Grossir le ciel

Par Marie-Claude Rioux
Gus vit sur son bout de terre, dans la partie la plus haute des Doges, un bled isolé dans les Cévennes. Depuis plus de cinquante ans qu'il vit là, entouré de ses bêtes et de son chien Mars.Gus est un solitaire, un pur et dur, de ceux qui parlent «plus volontiers aux animaux qu'aux hommes». Sauvage, comme le paysage qui l'entoure. Son seul voisin à des milles à la ronde, c'est Abel. Un solitaire lui aussi, de vingt ans l'aîné de Gus

Lorsque les parents de Gus étaient encore de ce monde, ils ne voisinaient pas Abel et sa famille. Une haine sans fond échauffaient les esprits. Pourquoi? Patience... Devenu orphelin, Gus n'a plus de raison de ne pas se rapprocher d'Abel. Entre voisins, on peut se filer un coup de main. D'autant plus qu'il n'y a personne d'autre dans le coin. Une amitié vieille de vingt ans les lie, empreinte de froideur et de méfiance.Le quotidien est âpre et morne aux Doges. Depuis le temps, Gus et Abel s'en sont accommodés. Ils enfilent les jours, hier ressemblant à demain. Entre la traite des vaches, le bûchage de bois et la réparation des clôtures, ils sifflent une bouteille de vin à l'occasion.Il faut croire que, tant qu'on a pas goûté à mieux que ce qu'on a sous la main, on se trouve des raisons d'apprécier sa pitance, peut-être même de ne pas du tout en chercher d'autre. Sûrement un des secret du contentement, sans pour autant envisager le bonheur, car ce genre de sentiment n'avait manifestement jamais mis les pieds aux Doges. Lorsque l'abbé Pierre se retrouve entre quatre planches, Gus est ébranlé à un point qu'il n'aurait pu imaginer.L'abbé Pierre vient de mourir. Gus ne saurait dire pourquoi la nouvelle le remue de la sorte. Il ne l'avait pourtant jamais connu, cet homme-là, catholique de surcroît, alors que Gus est protestant. Mais sans savoir pourquoi, c'était un peu comme si l'abbé faisait partie de sa famille, et elle n'est pas bien grande, la famille de Gus. En fait, il n'en a plus vraiment, à part Abel et Mars. Mais qui aurait pu raisonnablement affirmer qu'un voisin et un chien représentaient une vraie famille? Juste mieux que rien.Avec l'abbé Pierre à l'esprit, Gus part chasser. C'est à ce moment qu'il entend des cris et des coups de feu venant de la ferme d'Abel. Ce drame va en entraîner un autre, bouleversant l'ordre du quotidien. Le destin de Gus est en train de basculer. Tout est prêt à imploser. Y compris un grand secret. La nature se fait menaçante. Le comportement d'Abel devient de plus en plus étrange. Les «suceurs de Bible» se font harcelants. Et tout ce sang sur la neige…
Et moi qui pensais que le nature writing et les romans de taiseux perdus dans des coins paumés étaient l'apanage des romanciers américains. Punaise! Je viens d'en prendre pour mon rhume.Ce n'est pas un secret, je lis peu de romans français. Mais avec des romans de la trempe de Grossir le ciel, ça risque fort de changer. Voilà un roman rural corsé comme je les aime. D'une noirceur insondable, haletant, tragique. Et cette tension qui ne cesse de monte à chaque détour de page..

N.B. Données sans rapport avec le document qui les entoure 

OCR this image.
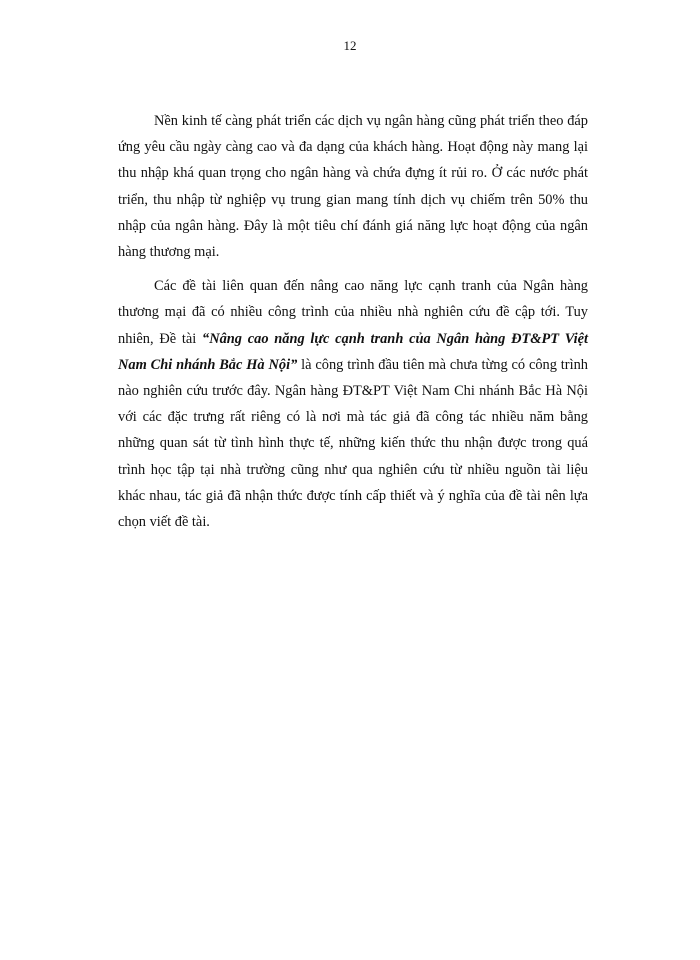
12

Nền kinh tế càng phát triển các dịch vụ ngân hàng cũng phát triển theo đáp ứng yêu cầu ngày càng cao và đa dạng của khách hàng. Hoạt động này mang lại thu nhập khá quan trọng cho ngân hàng và chứa đựng ít rủi ro. Ở các nước phát triển, thu nhập từ nghiệp vụ trung gian mang tính dịch vụ chiếm trên 50% thu nhập của ngân hàng. Đây là một tiêu chí đánh giá năng lực hoạt động của ngân hàng thương mại.

Các đề tài liên quan đến nâng cao năng lực cạnh tranh của Ngân hàng thương mại đã có nhiều công trình của nhiều nhà nghiên cứu đề cập tới. Tuy nhiên, Đề tài “Nâng cao năng lực cạnh tranh của Ngân hàng ĐT&PT Việt Nam Chi nhánh Bắc Hà Nội” là công trình đầu tiên mà chưa từng có công trình nào nghiên cứu trước đây. Ngân hàng ĐT&PT Việt Nam Chi nhánh Bắc Hà Nội với các đặc trưng rất riêng có là nơi mà tác giả đã công tác nhiều năm bằng những quan sát từ tình hình thực tế, những kiến thức thu nhận được trong quá trình học tập tại nhà trường cũng như qua nghiên cứu từ nhiều nguồn tài liệu khác nhau, tác giả đã nhận thức được tính cấp thiết và ý nghĩa của đề tài nên lựa chọn viết đề tài.
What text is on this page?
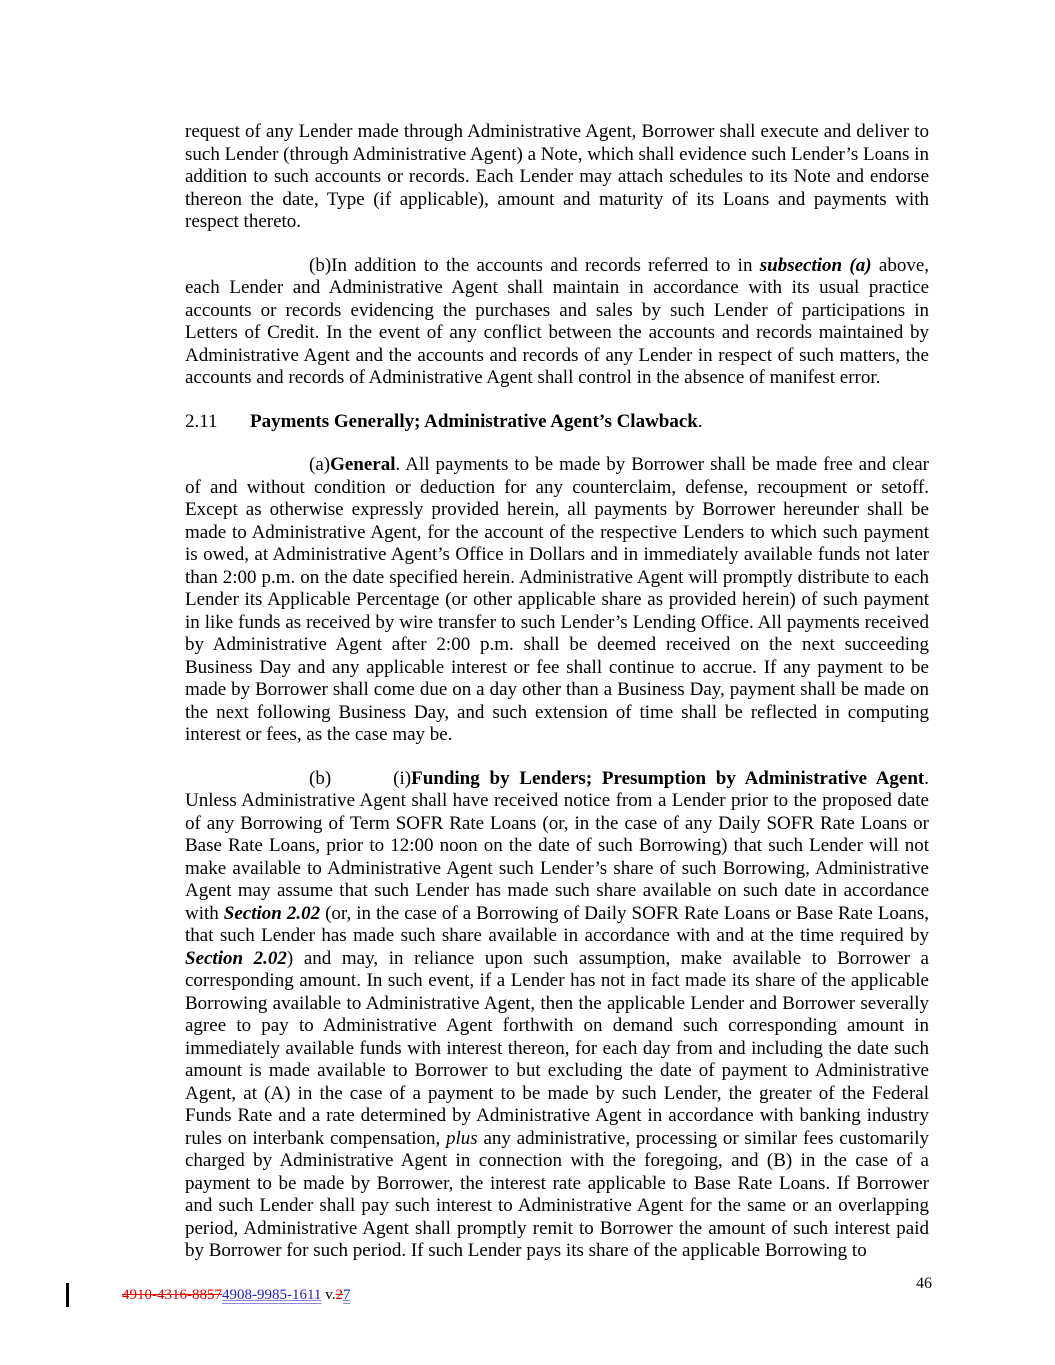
request of any Lender made through Administrative Agent, Borrower shall execute and deliver to such Lender (through Administrative Agent) a Note, which shall evidence such Lender’s Loans in addition to such accounts or records. Each Lender may attach schedules to its Note and endorse thereon the date, Type (if applicable), amount and maturity of its Loans and payments with respect thereto.

(b)In addition to the accounts and records referred to in subsection (a) above, each Lender and Administrative Agent shall maintain in accordance with its usual practice accounts or records evidencing the purchases and sales by such Lender of participations in Letters of Credit. In the event of any conflict between the accounts and records maintained by Administrative Agent and the accounts and records of any Lender in respect of such matters, the accounts and records of Administrative Agent shall control in the absence of manifest error.

2.11 Payments Generally; Administrative Agent’s Clawback.

(a)General. All payments to be made by Borrower shall be made free and clear of and without condition or deduction for any counterclaim, defense, recoupment or setoff. Except as otherwise expressly provided herein, all payments by Borrower hereunder shall be made to Administrative Agent, for the account of the respective Lenders to which such payment is owed, at Administrative Agent’s Office in Dollars and in immediately available funds not later than 2:00 p.m. on the date specified herein. Administrative Agent will promptly distribute to each Lender its Applicable Percentage (or other applicable share as provided herein) of such payment in like funds as received by wire transfer to such Lender’s Lending Office. All payments received by Administrative Agent after 2:00 p.m. shall be deemed received on the next succeeding Business Day and any applicable interest or fee shall continue to accrue. If any payment to be made by Borrower shall come due on a day other than a Business Day, payment shall be made on the next following Business Day, and such extension of time shall be reflected in computing interest or fees, as the case may be.

(b)	(i)Funding by Lenders; Presumption by Administrative Agent. Unless Administrative Agent shall have received notice from a Lender prior to the proposed date of any Borrowing of Term SOFR Rate Loans (or, in the case of any Daily SOFR Rate Loans or Base Rate Loans, prior to 12:00 noon on the date of such Borrowing) that such Lender will not make available to Administrative Agent such Lender’s share of such Borrowing, Administrative Agent may assume that such Lender has made such share available on such date in accordance with Section 2.02 (or, in the case of a Borrowing of Daily SOFR Rate Loans or Base Rate Loans, that such Lender has made such share available in accordance with and at the time required by Section 2.02) and may, in reliance upon such assumption, make available to Borrower a corresponding amount. In such event, if a Lender has not in fact made its share of the applicable Borrowing available to Administrative Agent, then the applicable Lender and Borrower severally agree to pay to Administrative Agent forthwith on demand such corresponding amount in immediately available funds with interest thereon, for each day from and including the date such amount is made available to Borrower to but excluding the date of payment to Administrative Agent, at (A) in the case of a payment to be made by such Lender, the greater of the Federal Funds Rate and a rate determined by Administrative Agent in accordance with banking industry rules on interbank compensation, plus any administrative, processing or similar fees customarily charged by Administrative Agent in connection with the foregoing, and (B) in the case of a payment to be made by Borrower, the interest rate applicable to Base Rate Loans. If Borrower and such Lender shall pay such interest to Administrative Agent for the same or an overlapping period, Administrative Agent shall promptly remit to Borrower the amount of such interest paid by Borrower for such period. If such Lender pays its share of the applicable Borrowing to

4910-4316-88574908-9985-1611 v.27
46
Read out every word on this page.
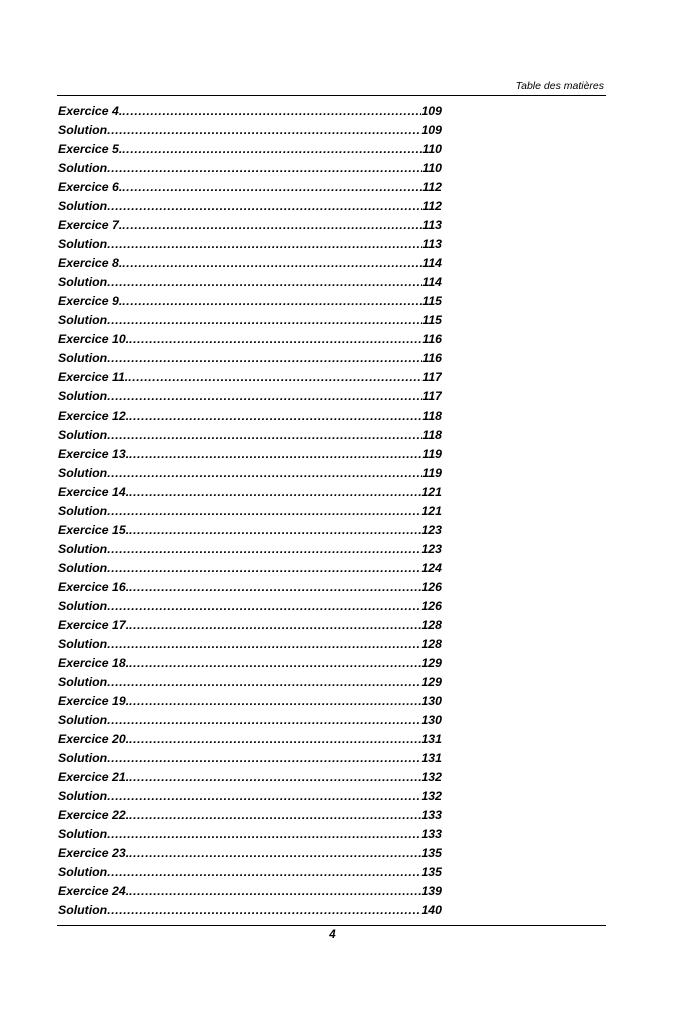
Table des matières
Exercice 4. .....	109
Solution .....	109
Exercice 5. .....	110
Solution .....	110
Exercice 6. .....	112
Solution .....	112
Exercice 7. .....	113
Solution .....	113
Exercice 8. .....	114
Solution .....	114
Exercice 9. .....	115
Solution .....	115
Exercice 10. .....	116
Solution .....	116
Exercice 11. .....	117
Solution .....	117
Exercice 12. .....	118
Solution .....	118
Exercice 13. .....	119
Solution .....	119
Exercice 14. .....	121
Solution .....	121
Exercice 15. .....	123
Solution .....	123
Solution .....	124
Exercice 16. .....	126
Solution .....	126
Exercice 17. .....	128
Solution .....	128
Exercice 18. .....	129
Solution .....	129
Exercice 19. .....	130
Solution .....	130
Exercice 20. .....	131
Solution .....	131
Exercice 21. .....	132
Solution .....	132
Exercice 22. .....	133
Solution .....	133
Exercice 23. .....	135
Solution .....	135
Exercice 24. .....	139
Solution .....	140
4
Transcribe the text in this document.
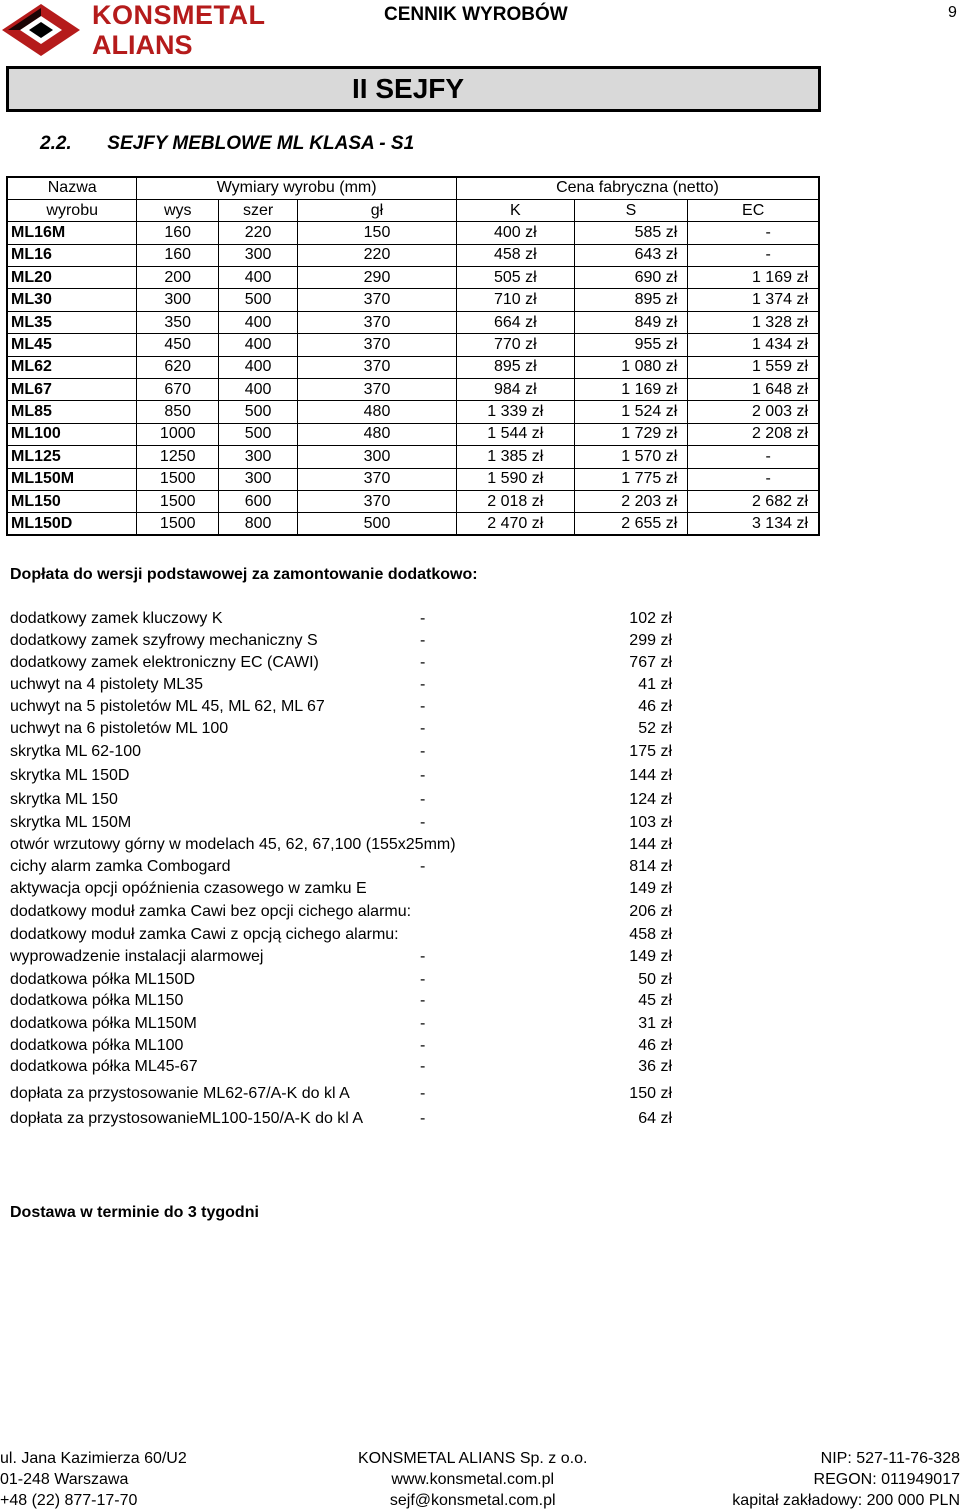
KONSMETAL
ALIANS
CENNIK WYROBÓW	9
II SEJFY
2.2. SEJFY MEBLOWE ML KLASA - S1
Nazwa	Wymiary wyrobu (mm)			Cena fabryczna (netto)		
wyrobu	wys	szer	gł	K	S	EC
ML16M	160	220	150	400 zł	585 zł	-
ML16	160	300	220	458 zł	643 zł	-
ML20	200	400	290	505 zł	690 zł	1 169 zł
ML30	300	500	370	710 zł	895 zł	1 374 zł
ML35	350	400	370	664 zł	849 zł	1 328 zł
ML45	450	400	370	770 zł	955 zł	1 434 zł
ML62	620	400	370	895 zł	1 080 zł	1 559 zł
ML67	670	400	370	984 zł	1 169 zł	1 648 zł
ML85	850	500	480	1 339 zł	1 524 zł	2 003 zł
ML100	1000	500	480	1 544 zł	1 729 zł	2 208 zł
ML125	1250	300	300	1 385 zł	1 570 zł	-
ML150M	1500	300	370	1 590 zł	1 775 zł	-
ML150	1500	600	370	2 018 zł	2 203 zł	2 682 zł
ML150D	1500	800	500	2 470 zł	2 655 zł	3 134 zł
Dopłata do wersji podstawowej za zamontowanie dodatkowo:
dodatkowy zamek kluczowy K	-	102 zł
dodatkowy zamek szyfrowy mechaniczny S	-	299 zł
dodatkowy zamek elektroniczny EC (CAWI)	-	767 zł
uchwyt na 4 pistolety ML35	-	41 zł
uchwyt na 5 pistoletów ML 45, ML 62, ML 67	-	46 zł
uchwyt na 6 pistoletów ML 100	-	52 zł
skrytka ML 62-100	-	175 zł
skrytka ML 150D	-	144 zł
skrytka ML 150	-	124 zł
skrytka ML 150M	-	103 zł
otwór wrzutowy górny w modelach 45, 62, 67,100 (155x25mm)	144 zł
cichy alarm zamka Combogard	-	814 zł
aktywacja opcji opóźnienia czasowego w zamku E	149 zł
dodatkowy moduł zamka Cawi bez opcji cichego alarmu:	206 zł
dodatkowy moduł zamka Cawi z opcją cichego alarmu:	458 zł
wyprowadzenie instalacji alarmowej	-	149 zł
dodatkowa półka ML150D	-	50 zł
dodatkowa półka ML150	-	45 zł
dodatkowa półka ML150M	-	31 zł
dodatkowa półka ML100	-	46 zł
dodatkowa półka ML45-67	-	36 zł
dopłata za przystosowanie ML62-67/A-K do kl A	-	150 zł
dopłata za przystosowanieML100-150/A-K do kl A	-	64 zł
Dostawa w terminie do 3 tygodni
ul. Jana Kazimierza 60/U2
01-248 Warszawa
+48 (22) 877-17-70
KONSMETAL ALIANS Sp. z o.o.
www.konsmetal.com.pl
sejf@konsmetal.com.pl
NIP: 527-11-76-328
REGON: 011949017
kapitał zakładowy: 200 000 PLN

Avec une impressionnante économie de mots, Frank Bouysse fait évoluer ses personnages, les propulsant dans une zone que rien ne laisse présager. Comme quoi, il ne faut jamais se fier aux apparences. Il n'y a qu'à voir comment Gus regarde son chien pour comprendre toute la tendresse et la sensibilité qui l'habitent. Je repense à certaines scènes et j'ai le coeur qui se ratatine comme une pomme au four... 

La rudesse du monde mise en scène pas Franck Bouysse et la justesse de son regard me laissent pantoise. Chaque mot est pesé, choisi. Pas un de trop. Les images s'incrustent, les métaphores marquent.

Il est fort, très fort ce Franck Bouysse. Et moi, j'en redemande.

Grossir le ciel, Franck Bouysse, Livre de poche, 240 pages, 2016.